Talk to Your Kids About Monsters

Every now and then from the unrelenting cogs that create the daily bread of our pop-culture journalistic cuisine, a story so unsavoury is churned out that it lodges in your throat as you attempt to consume the details during your morning commute. And I’m not talking about which part of Miley Cyrus’ physical anatomy is making its rounds on the red carpet circuit this week. I’m talking about a high-profile showdown. These off-putting She Said, He Said accounts are all the more disconcerting to digest because they are played out on an international stage, in real time.

The most recent example is Dylan Farrow’s Open Letter regarding the torment she underwent at the hands of Woody Allen, her pseudo-father, and his subsequent op-ed denouncement in The New York Times. These kinds of testimonials often create a media melee where millions go on to draw a line in the sand and choose an allegiance. Who is lying? Who is telling the truth? The reality is that, although we feel impassioned and perhaps viscerally inclined to side one way or the other, we cannot know. There are only two people who know the truth, and they vehemently and very publicly disagree.

What we do know for certain is that these things actually happen in real life. As the old adages go, truth is stranger than fiction and life imitates art. We turn to cinema and sensationalistic news pieces to distract ourselves from the atrocities going on right under our noses, imagining that at least our lives aren’t that bad. In Hollywood, as in reality, there are monsters. The intrinsic plot twist is that monsters appear as something other than what they are – that’s how they get away with it. And so we must be ever vigilant.

When I read Dylan’s letter, the words of Shakespeare pushed to the front of my mind. All the world’s a stage. I am not a Hollywood superstar. I’m not a famed thespian or director, or a descendant thereof – but I know what it’s like to be in the grasp of a monster and what that does to a person. I know what it’s like to live in a constant state of conflict and anxiety, how it feels to cry yourself to sleep at night long after the monster is gone. I know how your memories debase you every minute of the day, even as you work to vanquish what you know and live the life you were meant to; how close personal relationships are difficult to maintain. I know how this particular variety of pain turns you inward and how despite your best intentions you can’t help but self-destruct.

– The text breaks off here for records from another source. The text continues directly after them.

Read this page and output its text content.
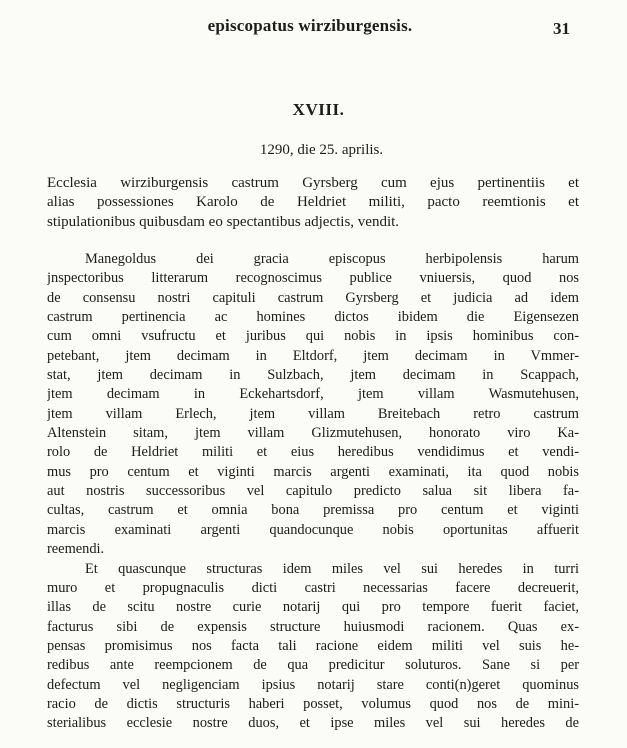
episcopatus wirziburgensis.	31
XVIII.
1290, die 25. aprilis.
Ecclesia wirziburgensis castrum Gyrsberg cum ejus pertinentiis et
alias possessiones Karolo de Heldriet militi, pacto reemtionis et
stipulationibus quibusdam eo spectantibus adjectis, vendit.
Manegoldus dei gracia episcopus herbipolensis harum
jnspectoribus litterarum recognoscimus publice vniuersis, quod nos
de consensu nostri capituli castrum Gyrsberg et judicia ad idem
castrum pertinencia ac homines dictos ibidem die Eigensezen
cum omni vsufructu et juribus qui nobis in ipsis hominibus con-
petebant, jtem decimam in Eltdorf, jtem decimam in Vmmer-
stat, jtem decimam in Sulzbach, jtem decimam in Scappach,
jtem decimam in Eckehartsdorf, jtem villam Wasmutehusen,
jtem villam Erlech, jtem villam Breitebach retro castrum
Altenstein sitam, jtem villam Glizmutehusen, honorato viro Ka-
rolo de Heldriet militi et eius heredibus vendidimus et vendi-
mus pro centum et viginti marcis argenti examinati, ita quod nobis
aut nostris successoribus vel capitulo predicto salua sit libera fa-
cultas, castrum et omnia bona premissa pro centum et viginti
marcis examinati argenti quandocunque nobis oportunitas affuerit
reemendi.
Et quascunque structuras idem miles vel sui heredes in turri
muro et propugnaculis dicti castri necessarias facere decreuerit,
illas de scitu nostre curie notarij qui pro tempore fuerit faciet,
facturus sibi de expensis structure huiusmodi racionem. Quas ex-
pensas promisimus nos facta tali racione eidem militi vel suis he-
redibus ante reempcionem de qua predicitur soluturos. Sane si per
defectum vel negligenciam ipsius notarij stare conti(n)geret quominus
racio de dictis structuris haberi posset, volumus quod nos de mini-
sterialibus ecclesie nostre duos, et ipse miles vel sui heredes de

Instead of a prominent celebrity landscape, I grew up in a town with one stoplight – which, for all intents and purposes, may as well have been a spotlight. Reputation was paramount, because everyone knew everyone else. I began my acting career early in life, a real child star. To the outside world, I was awarded distinction academically, received citizenship accolades from the community and was named valedictorian upon graduation. I played sports and was musically inclined; I had a high school sweetheart and seemed to have a lot of friends. I was brought up with the notion that the transition from Disney princesses to a white picket fence would somehow make my life mean something, progressing from one accomplishment to the next in a perfectly contrived and preordained order. Finish high school, get a degree, start a career, get married, buy a house, have a family. And I was doing it all – until the act fell apart.

I have come a long way from the really bad years and I’ve retired from acting. Years of counselling, soul searching and support from the people I love have led me to deconstruct my life and start over yet again. I am happier and more grateful than I have ever been, though I still have moments when I think, it was not supposed to be this way. I could have been so much more. Who might I have been? I still have pain and I still have the memories, but if I can serve as a “best case scenario” or a conduit for change, then perhaps things can begin to make sense somehow.

I applaud Dylan’s bravado in addressing the world at large, because although whether her story is truth or fiction becomes moot, the precipitate serves as an allegory. There exists an inherent danger in decrying victims of childhood abuse – be it sexual or otherwise – on such a large scale, as the victims of these atrocities will no doubt attest. The take home message is that we have to protect the innocents. Talk to your kids about monsters and the many, many ways they can exist. They are closer and far more insidious than you want to believe. The effects of childhood abuse are impactful and ever reaching, so trust a child when they communicate that abuse has happened, never push it under the rug or bury it in the closet. Signs of abuse can manifest in many ways and these children are often forced to become actors in their own lives, so you’re going to have to pay attention to their cues.

When it comes to parenting, no one is perfect. Things go wrong all the time. The fact is, however, that you don’t get a do-over; you only get one kick at the proverbial can. You are your child’s protectorate, confidant and advocate. I encourage you to use a proactive approach by checking in with your kids early and often, by asking the difficult questions. It doesn’t matter if you feel uncomfortable. I behest: do not allow something that makes you squeamish to prevent you from acknowledging reality and protecting what is yours. Establish what physical boundaries are and what your children can do to stop a situation should it go to the wayside. Bolster their self-esteem so that they feel comfortable standing up for themselves. Create a dialogue so that if something is wrong, they will know it and they will come to you.  

I implore you not to hide your head under the blankets when it comes to monsters in your midst. Celebrated hotshot or not, put the spotlight where it ought to be and confront them for what they are.